The joint resolution by deputies from Germany’s centre-left-led coalition and the opposition conservati­ves is also intended as a “warning” to Russia as Ukraine faces a potential hunger crisis this winter due to Moscow’s invasion.

Lawmakers plan to vote on the resolution this Wednesday following Ukraine’s memorial day for the Holodomor, as the famine is known, which falls on the last Saturday in November each year.

The Holodomor belongs on “the list of inhuman crimes by totalitari­an systems in which millions of human lives were wiped out” in the first half of the 20th century, the draft text reads, including those committed by Nazi Germany.

“People across Ukraine, not just in grain-producing regions, were impacted by hunger and repression,” an orchestrat­ed policy that “meets the historical-political definition from today’s perspectiv­e for genocide”.

German Chancellor Olaf Scholz and Foreign Minister Annalena Baerbock lent their backing to the parliament­ary declaratio­n on Friday via their spokespeop­le.

Ukrainian Foreign Minister Dmytro Kuleba called Berlin’s move a “milestone” on Twitter.
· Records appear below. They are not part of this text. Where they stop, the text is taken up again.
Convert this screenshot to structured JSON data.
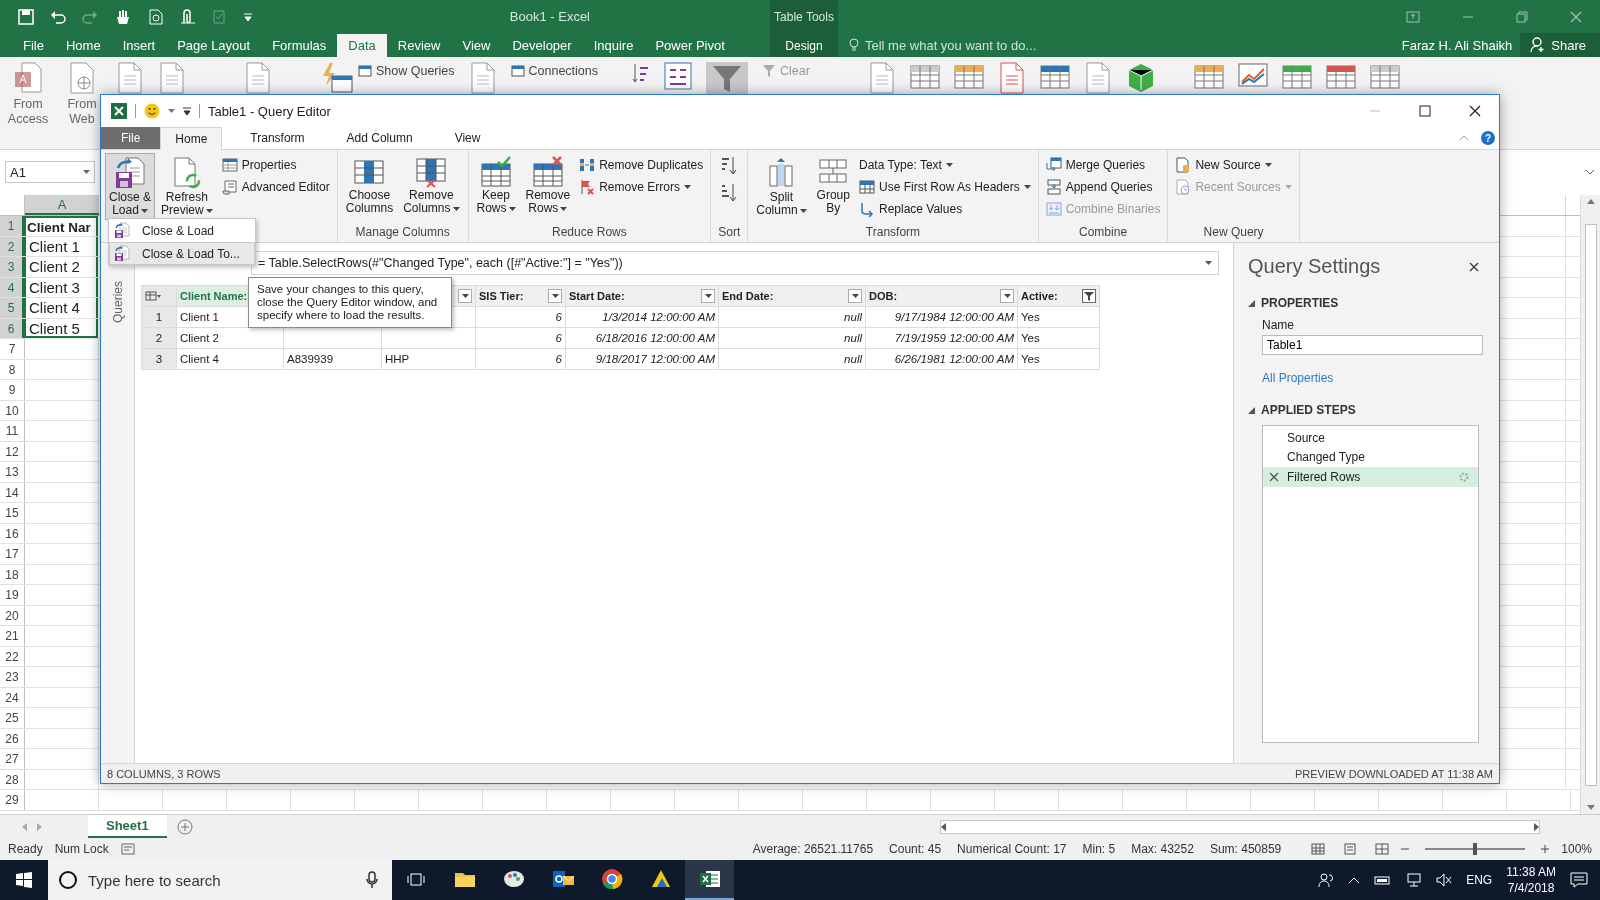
{
  "excel": {
    "title": "Book1 - Excel",
    "context_tab": "Table Tools",
    "tabs": [
      {
        "label": "File",
        "selected": false,
        "contextual": false
      },
      {
        "label": "Home",
        "selected": false,
        "contextual": false
      },
      {
        "label": "Insert",
        "selected": false,
        "contextual": false
      },
      {
        "label": "Page Layout",
        "selected": false,
        "contextual": false
      },
      {
        "label": "Formulas",
        "selected": false,
        "contextual": false
      },
      {
        "label": "Data",
        "selected": true,
        "contextual": false
      },
      {
        "label": "Review",
        "selected": false,
        "contextual": false
      },
      {
        "label": "View",
        "selected": false,
        "contextual": false
      },
      {
        "label": "Developer",
        "selected": false,
        "contextual": false
      },
      {
        "label": "Inquire",
        "selected": false,
        "contextual": false
      },
      {
        "label": "Power Pivot",
        "selected": false,
        "contextual": false
      },
      {
        "label": "Design",
        "selected": false,
        "contextual": true
      }
    ],
    "tell_me": "Tell me what you want to do...",
    "user": "Faraz H. Ali Shaikh",
    "share": "Share",
    "large_buttons": [
      "From\nAccess",
      "From\nWeb"
    ],
    "small_buttons": [
      {
        "label": "Show Queries",
        "disabled": false
      },
      {
        "label": "Connections",
        "disabled": false
      },
      {
        "label": "Clear",
        "disabled": true
      }
    ],
    "name_box": "A1",
    "column_header": "A",
    "rows": [
      {
        "num": "1",
        "value": "Client Nar",
        "kind": "header",
        "selected": true
      },
      {
        "num": "2",
        "value": "Client 1",
        "kind": "data",
        "selected": true
      },
      {
        "num": "3",
        "value": "Client 2",
        "kind": "data",
        "selected": true
      },
      {
        "num": "4",
        "value": "Client 3",
        "kind": "data",
        "selected": true
      },
      {
        "num": "5",
        "value": "Client 4",
        "kind": "data",
        "selected": true
      },
      {
        "num": "6",
        "value": "Client 5",
        "kind": "data",
        "selected": true
      },
      {
        "num": "7",
        "selected": false,
        "kind": "data"
      },
      {
        "num": "8",
        "selected": false,
        "kind": "data"
      },
      {
        "num": "9",
        "selected": false,
        "kind": "data"
      },
      {
        "num": "10",
        "selected": false,
        "kind": "data"
      },
      {
        "num": "11",
        "selected": false,
        "kind": "data"
      },
      {
        "num": "12",
        "selected": false,
        "kind": "data"
      },
      {
        "num": "13",
        "selected": false,
        "kind": "data"
      },
      {
        "num": "14",
        "selected": false,
        "kind": "data"
      },
      {
        "num": "15",
        "selected": false,
        "kind": "data"
      },
      {
        "num": "16",
        "selected": false,
        "kind": "data"
      },
      {
        "num": "17",
        "selected": false,
        "kind": "data"
      },
      {
        "num": "18",
        "selected": false,
        "kind": "data"
      },
      {
        "num": "19",
        "selected": false,
        "kind": "data"
      },
      {
        "num": "20",
        "selected": false,
        "kind": "data"
      },
      {
        "num": "21",
        "selected": false,
        "kind": "data"
      },
      {
        "num": "22",
        "selected": false,
        "kind": "data"
      },
      {
        "num": "23",
        "selected": false,
        "kind": "data"
      },
      {
        "num": "24",
        "selected": false,
        "kind": "data"
      },
      {
        "num": "25",
        "selected": false,
        "kind": "data"
      },
      {
        "num": "26",
        "selected": false,
        "kind": "data"
      },
      {
        "num": "27",
        "selected": false,
        "kind": "data"
      },
      {
        "num": "28",
        "selected": false,
        "kind": "data"
      },
      {
        "num": "29",
        "selected": false,
        "kind": "data"
      }
    ],
    "sheet_tab": "Sheet1",
    "status": {
      "ready": "Ready",
      "num_lock": "Num Lock",
      "stats": [
        "Average: 26521.11765",
        "Count: 45",
        "Numerical Count: 17",
        "Min: 5",
        "Max: 43252",
        "Sum: 450859"
      ],
      "zoom_slider": {
        "level": 0.5
      },
      "zoom": "100%"
    }
  },
  "query_editor": {
    "title": "Table1 - Query Editor",
    "help": "?",
    "tabs": [
      {
        "label": "File",
        "kind": "file",
        "selected": false
      },
      {
        "label": "Home",
        "kind": "tab",
        "selected": true
      },
      {
        "label": "Transform",
        "kind": "tab",
        "selected": false
      },
      {
        "label": "Add Column",
        "kind": "tab",
        "selected": false
      },
      {
        "label": "View",
        "kind": "tab",
        "selected": false
      }
    ],
    "ribbon_groups": [
      {
        "items": [
          {
            "label": "Close &\nLoad",
            "kind": "large",
            "dropdown": true,
            "pressed": true,
            "disabled": false
          },
          {
            "label": "Refresh\nPreview",
            "kind": "large",
            "dropdown": true,
            "pressed": false,
            "disabled": false
          },
          {
            "label": "Properties",
            "kind": "small",
            "dropdown": false,
            "disabled": false
          },
          {
            "label": "Advanced Editor",
            "kind": "small",
            "dropdown": false,
            "disabled": false
          }
        ]
      },
      {
        "label": "Manage Columns",
        "items": [
          {
            "label": "Choose\nColumns",
            "kind": "large",
            "dropdown": false,
            "pressed": false,
            "disabled": false
          },
          {
            "label": "Remove\nColumns",
            "kind": "large",
            "dropdown": true,
            "pressed": false,
            "disabled": false
          }
        ]
      },
      {
        "label": "Reduce Rows",
        "items": [
          {
            "label": "Keep\nRows",
            "kind": "large",
            "dropdown": true,
            "pressed": false,
            "disabled": false
          },
          {
            "label": "Remove\nRows",
            "kind": "large",
            "dropdown": true,
            "pressed": false,
            "disabled": false
          },
          {
            "label": "Remove Duplicates",
            "kind": "small",
            "dropdown": false,
            "disabled": false
          },
          {
            "label": "Remove Errors",
            "kind": "small",
            "dropdown": true,
            "disabled": false
          }
        ]
      },
      {
        "label": "Sort",
        "items": [
          {
            "kind": "icon"
          },
          {
            "kind": "icon"
          }
        ]
      },
      {
        "label": "Transform",
        "items": [
          {
            "label": "Split\nColumn",
            "kind": "large",
            "dropdown": true,
            "pressed": false,
            "disabled": false
          },
          {
            "label": "Group\nBy",
            "kind": "large",
            "dropdown": false,
            "pressed": false,
            "disabled": false
          },
          {
            "label": "Data Type: Text",
            "kind": "small",
            "dropdown": true,
            "disabled": false
          },
          {
            "label": "Use First Row As Headers",
            "kind": "small",
            "dropdown": true,
            "disabled": false
          },
          {
            "label": "Replace Values",
            "kind": "small",
            "dropdown": false,
            "disabled": false
          }
        ]
      },
      {
        "label": "Combine",
        "items": [
          {
            "label": "Merge Queries",
            "kind": "small",
            "dropdown": false,
            "disabled": false
          },
          {
            "label": "Append Queries",
            "kind": "small",
            "dropdown": false,
            "disabled": false
          },
          {
            "label": "Combine Binaries",
            "kind": "small",
            "dropdown": false,
            "disabled": true
          }
        ]
      },
      {
        "label": "New Query",
        "items": [
          {
            "label": "New Source",
            "kind": "small",
            "dropdown": true,
            "disabled": false
          },
          {
            "label": "Recent Sources",
            "kind": "small",
            "dropdown": true,
            "disabled": true
          }
        ]
      }
    ],
    "dropdown_menu": [
      {
        "label": "Close & Load",
        "selected": false
      },
      {
        "label": "Close & Load To...",
        "selected": true
      }
    ],
    "tooltip": "Save your changes to this query, close the Query Editor window, and specify where to load the results.",
    "queries_pane": "Queries",
    "formula": "= Table.SelectRows(#\"Changed Type\", each ([#\"Active:\"] = \"Yes\"))",
    "table": {
      "columns": [
        {
          "label": "Client Name:",
          "kind": "text",
          "selected": true,
          "filtered": false
        },
        {
          "kind": "text"
        },
        {
          "kind": "text"
        },
        {
          "label": "SIS Tier:",
          "kind": "number",
          "selected": false,
          "filtered": false
        },
        {
          "label": "Start Date:",
          "kind": "date",
          "selected": false,
          "filtered": false
        },
        {
          "label": "End Date:",
          "kind": "date",
          "selected": false,
          "filtered": false
        },
        {
          "label": "DOB:",
          "kind": "date",
          "selected": false,
          "filtered": false
        },
        {
          "label": "Active:",
          "kind": "text",
          "selected": false,
          "filtered": true
        }
      ],
      "rows": [
        {
          "num": "1",
          "cells": [
            "Client 1",
            null,
            null,
            "6",
            "1/3/2014 12:00:00 AM",
            "null",
            "9/17/1984 12:00:00 AM",
            "Yes"
          ]
        },
        {
          "num": "2",
          "cells": [
            "Client 2",
            null,
            null,
            "6",
            "6/18/2016 12:00:00 AM",
            "null",
            "7/19/1959 12:00:00 AM",
            "Yes"
          ]
        },
        {
          "num": "3",
          "cells": [
            "Client 4",
            "A839939",
            "HHP",
            "6",
            "9/18/2017 12:00:00 AM",
            "null",
            "6/26/1981 12:00:00 AM",
            "Yes"
          ]
        }
      ]
    },
    "settings": {
      "title": "Query Settings",
      "properties_heading": "PROPERTIES",
      "name_label": "Name",
      "name_value": "Table1",
      "all_properties": "All Properties",
      "steps_heading": "APPLIED STEPS",
      "steps": [
        {
          "label": "Source",
          "selected": false
        },
        {
          "label": "Changed Type",
          "selected": false
        },
        {
          "label": "Filtered Rows",
          "selected": true
        }
      ]
    },
    "status_left": "8 COLUMNS, 3 ROWS",
    "status_right": "PREVIEW DOWNLOADED AT 11:38 AM"
  },
  "taskbar": {
    "search_placeholder": "Type here to search",
    "apps": [
      {
        "kind": "folder",
        "selected": false
      },
      {
        "kind": "palette",
        "selected": false
      },
      {
        "kind": "mail",
        "selected": false
      },
      {
        "kind": "browser",
        "selected": false
      },
      {
        "kind": "chart",
        "selected": false
      },
      {
        "kind": "spreadsheet",
        "selected": true
      }
    ],
    "language": "ENG",
    "time": "11:38 AM",
    "date": "7/4/2018"
  }
}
Ms Baerbock later credited Mr Kuleba with prompting Berlin to pass the resolution.

The 1932-33 Holodomor — Ukrainian for “death by starvation” — is regarded by Kyiv as a deliberate act of genocide by Stalin’s regime with the intention of wiping out the peasantry.

Stalin’s campaign of forced “collectivi­sation” seized grain and other foodstuffs and left millions to starve.

The German resolution says that up to 3.5 million people are believed to have died that winter alone but historians put the total death toll as high as 10 million.

The Holodomor has long been a source of hostility between Russia and Ukraine.

Moscow rejects Kyiv’s account, placing the events in the broader context of famines that devastated regions of Central Asia and Russia.

However Pope Francis this week also condemned the historical famine as a “genocide” as he expressed sympathy for the “suffering of the dear Ukrainian people” in the face of the current war.

“We pray for the victims of this genocide (in the 1930s) and for so many Ukrainians — children, women and the elderly, babies — who today suffer the martyrdom of aggression,” he said on Wednesday.

Romanian MPs approved a resolution the same day recognisin­g “the Holodomor as a crime against the Ukrainian people and humanity”. The Irish senate also carried a motion to recognise the Holodomor “as a genocide on the Ukrainian people”.